In my latest book, Discovering the Real Jesus, I
include the amazing story of how Sir William Ramsay (1851-1939), a
world-renowned archaeologist and professor at Oxford University, was
transformed by his scientific investigations. Ramsay, an agnostic, thought he
would scientifically discredit the New Testament by visiting and examining all
the places mentioned by Luke in the Book of Acts.
Ramsay
was a product of the liberal, German higher criticism of the 19th century, and he taught that
the New Testament is an unreliable religious treatise written in the mid-second century by individuals far removed from
the events described. According to these critics, who are still with us,
the New Testament documents are filled with inaccuracies, myths, and legends.

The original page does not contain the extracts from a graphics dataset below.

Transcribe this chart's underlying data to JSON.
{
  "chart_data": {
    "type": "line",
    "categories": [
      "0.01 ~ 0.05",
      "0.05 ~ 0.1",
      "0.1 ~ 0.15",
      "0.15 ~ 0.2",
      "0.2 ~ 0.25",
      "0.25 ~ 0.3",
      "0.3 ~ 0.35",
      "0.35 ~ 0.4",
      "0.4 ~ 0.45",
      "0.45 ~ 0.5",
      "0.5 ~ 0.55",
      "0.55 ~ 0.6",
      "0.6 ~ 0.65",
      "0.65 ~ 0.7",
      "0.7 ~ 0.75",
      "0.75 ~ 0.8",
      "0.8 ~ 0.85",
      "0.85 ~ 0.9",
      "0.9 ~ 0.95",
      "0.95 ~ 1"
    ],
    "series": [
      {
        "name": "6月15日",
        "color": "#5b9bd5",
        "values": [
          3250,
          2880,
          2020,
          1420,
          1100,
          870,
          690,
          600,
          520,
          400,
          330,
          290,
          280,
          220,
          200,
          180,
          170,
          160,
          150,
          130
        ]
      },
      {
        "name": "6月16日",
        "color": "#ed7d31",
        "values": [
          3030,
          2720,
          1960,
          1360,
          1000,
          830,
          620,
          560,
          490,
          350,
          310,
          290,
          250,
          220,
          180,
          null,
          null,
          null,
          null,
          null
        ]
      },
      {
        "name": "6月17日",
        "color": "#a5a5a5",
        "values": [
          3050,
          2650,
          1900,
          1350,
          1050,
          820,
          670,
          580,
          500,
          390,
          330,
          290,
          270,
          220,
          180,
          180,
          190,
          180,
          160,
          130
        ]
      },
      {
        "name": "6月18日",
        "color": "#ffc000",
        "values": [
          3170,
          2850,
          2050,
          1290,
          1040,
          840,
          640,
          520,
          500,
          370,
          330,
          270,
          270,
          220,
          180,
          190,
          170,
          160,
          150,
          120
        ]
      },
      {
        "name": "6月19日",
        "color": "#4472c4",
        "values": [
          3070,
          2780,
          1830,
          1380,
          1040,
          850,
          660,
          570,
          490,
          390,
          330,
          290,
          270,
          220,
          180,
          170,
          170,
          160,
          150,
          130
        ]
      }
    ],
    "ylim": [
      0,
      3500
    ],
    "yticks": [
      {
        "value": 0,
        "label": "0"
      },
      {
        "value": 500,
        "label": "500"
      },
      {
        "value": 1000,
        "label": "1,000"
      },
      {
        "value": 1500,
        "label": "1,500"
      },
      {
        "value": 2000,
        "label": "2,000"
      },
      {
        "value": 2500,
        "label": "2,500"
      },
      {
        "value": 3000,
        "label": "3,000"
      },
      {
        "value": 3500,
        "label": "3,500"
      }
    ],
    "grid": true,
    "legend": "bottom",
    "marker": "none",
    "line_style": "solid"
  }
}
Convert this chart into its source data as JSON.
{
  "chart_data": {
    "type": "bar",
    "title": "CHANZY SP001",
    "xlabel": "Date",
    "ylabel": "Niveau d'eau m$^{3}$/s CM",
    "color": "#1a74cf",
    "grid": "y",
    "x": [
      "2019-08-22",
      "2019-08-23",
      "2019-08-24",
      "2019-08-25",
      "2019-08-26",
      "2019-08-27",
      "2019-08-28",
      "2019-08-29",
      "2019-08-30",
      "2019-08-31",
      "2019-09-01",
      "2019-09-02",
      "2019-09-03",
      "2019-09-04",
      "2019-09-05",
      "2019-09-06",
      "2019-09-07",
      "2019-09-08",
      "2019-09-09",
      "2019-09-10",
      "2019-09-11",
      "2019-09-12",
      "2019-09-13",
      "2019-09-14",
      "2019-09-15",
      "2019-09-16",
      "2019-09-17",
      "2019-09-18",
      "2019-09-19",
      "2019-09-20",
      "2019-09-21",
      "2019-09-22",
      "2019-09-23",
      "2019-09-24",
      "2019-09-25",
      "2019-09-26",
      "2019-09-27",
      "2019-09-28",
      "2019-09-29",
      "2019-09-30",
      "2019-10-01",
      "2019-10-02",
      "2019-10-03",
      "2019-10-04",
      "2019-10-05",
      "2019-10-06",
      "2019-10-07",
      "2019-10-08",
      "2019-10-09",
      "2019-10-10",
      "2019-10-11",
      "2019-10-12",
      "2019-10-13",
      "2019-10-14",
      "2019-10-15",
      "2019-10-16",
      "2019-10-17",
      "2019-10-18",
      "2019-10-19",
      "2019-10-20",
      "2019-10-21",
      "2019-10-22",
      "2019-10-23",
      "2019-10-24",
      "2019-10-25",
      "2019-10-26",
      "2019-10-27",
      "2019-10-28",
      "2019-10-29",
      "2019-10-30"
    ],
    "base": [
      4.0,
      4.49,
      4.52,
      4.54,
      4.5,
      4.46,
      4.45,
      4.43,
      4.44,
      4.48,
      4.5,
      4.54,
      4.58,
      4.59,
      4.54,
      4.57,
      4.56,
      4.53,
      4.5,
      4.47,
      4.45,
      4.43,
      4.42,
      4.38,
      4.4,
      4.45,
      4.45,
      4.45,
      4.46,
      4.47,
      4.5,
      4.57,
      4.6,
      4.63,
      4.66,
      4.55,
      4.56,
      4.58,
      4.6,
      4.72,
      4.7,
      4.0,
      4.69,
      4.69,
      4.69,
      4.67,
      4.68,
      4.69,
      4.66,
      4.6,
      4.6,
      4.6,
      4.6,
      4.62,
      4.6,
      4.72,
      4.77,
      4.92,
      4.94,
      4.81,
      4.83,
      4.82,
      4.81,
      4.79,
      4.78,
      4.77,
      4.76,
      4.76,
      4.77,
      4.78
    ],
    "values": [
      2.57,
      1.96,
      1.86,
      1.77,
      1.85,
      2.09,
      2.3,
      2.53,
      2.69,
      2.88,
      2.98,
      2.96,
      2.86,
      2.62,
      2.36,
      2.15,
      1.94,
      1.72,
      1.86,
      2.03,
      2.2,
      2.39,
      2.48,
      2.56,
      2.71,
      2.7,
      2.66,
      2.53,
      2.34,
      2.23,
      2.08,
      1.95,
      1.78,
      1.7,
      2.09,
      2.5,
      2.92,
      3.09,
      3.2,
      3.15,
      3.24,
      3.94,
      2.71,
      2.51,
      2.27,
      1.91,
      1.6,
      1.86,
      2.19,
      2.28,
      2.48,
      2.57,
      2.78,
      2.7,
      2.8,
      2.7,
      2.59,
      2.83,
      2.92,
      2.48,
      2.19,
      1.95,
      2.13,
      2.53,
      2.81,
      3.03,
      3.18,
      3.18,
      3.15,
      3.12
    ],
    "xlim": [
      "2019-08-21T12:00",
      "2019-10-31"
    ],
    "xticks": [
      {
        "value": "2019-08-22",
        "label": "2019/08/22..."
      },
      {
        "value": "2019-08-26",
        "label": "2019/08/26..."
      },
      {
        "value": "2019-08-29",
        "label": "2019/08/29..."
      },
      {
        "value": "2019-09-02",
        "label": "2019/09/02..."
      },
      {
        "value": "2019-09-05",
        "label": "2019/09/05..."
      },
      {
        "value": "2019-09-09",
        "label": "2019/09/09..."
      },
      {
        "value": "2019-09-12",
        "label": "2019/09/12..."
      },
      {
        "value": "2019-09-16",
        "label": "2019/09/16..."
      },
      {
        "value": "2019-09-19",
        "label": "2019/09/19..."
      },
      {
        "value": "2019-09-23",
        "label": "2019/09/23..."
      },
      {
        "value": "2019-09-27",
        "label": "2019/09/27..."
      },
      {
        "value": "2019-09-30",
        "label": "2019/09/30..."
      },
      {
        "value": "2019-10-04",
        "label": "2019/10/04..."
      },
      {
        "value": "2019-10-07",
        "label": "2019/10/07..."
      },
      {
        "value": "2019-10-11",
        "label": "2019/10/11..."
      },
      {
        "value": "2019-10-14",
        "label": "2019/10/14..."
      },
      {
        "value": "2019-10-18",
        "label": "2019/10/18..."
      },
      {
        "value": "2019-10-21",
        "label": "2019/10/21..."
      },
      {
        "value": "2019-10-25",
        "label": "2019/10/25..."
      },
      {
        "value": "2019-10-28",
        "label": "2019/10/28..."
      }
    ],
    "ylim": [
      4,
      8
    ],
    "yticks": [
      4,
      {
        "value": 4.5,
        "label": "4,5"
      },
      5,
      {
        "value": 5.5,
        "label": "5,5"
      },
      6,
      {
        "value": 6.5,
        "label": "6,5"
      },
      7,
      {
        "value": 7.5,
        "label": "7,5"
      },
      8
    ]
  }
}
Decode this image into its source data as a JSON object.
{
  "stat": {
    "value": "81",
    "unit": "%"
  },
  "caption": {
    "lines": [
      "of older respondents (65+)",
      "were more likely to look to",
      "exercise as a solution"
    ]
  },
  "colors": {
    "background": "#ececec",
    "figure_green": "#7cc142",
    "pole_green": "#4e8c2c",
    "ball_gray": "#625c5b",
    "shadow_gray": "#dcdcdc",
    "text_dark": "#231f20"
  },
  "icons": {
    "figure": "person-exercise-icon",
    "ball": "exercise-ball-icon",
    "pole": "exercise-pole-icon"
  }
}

However, after years of retracing Luke's account of
Paul's travels in Acts and doing archaeological excavations along the way,
Ramsay completely reversed his view of the
Bible and first-century history. His research convinced him that Acts was written in the first century by Luke, the
traditional author, and he acquired a very high regard for Luke as a
historian. He wrote:
Luke is a historian of the first rank; not merely are his
statements of fact trustworthy, he is possessed of the true historic sense; in
short, this author should be placed along with the greatest of historians
(Hyatt, Discovering the Real Jesus, 71).
In 1896, Ramsay began
publishing his discoveries in a book entitled St. Paul the Traveler and the
Roman Citizen. The book caused a furor
of dismay among the skeptics of the world, for its affirmation of the biblical record was totally unexpected. The evidence that Ramsay presented was so
overwhelming that many atheists gave
up atheism and embraced Christianity.
Over the next 20 years, Ramsay
published other volumes showing how he discovered Luke to be accurate in the
tiniest details of his account. In his book, The
Bearing of Recent Discovery on the Trustworthiness of the New Testament, he
wrote, "You may press the words of Luke
in a degree beyond any other historian's and they stand the keenest
scrutiny and the hardest treatment” (Hyatt, Discovering the Real Jesus, 72).
Ramsay then had to consider that Luke had also written the
third Gospel. The archaeological evidence was so overwhelming that he gave up
his agnosticism and became a Christian, which shocked the intellectual world.
He followed the science, and it led him to Jesus.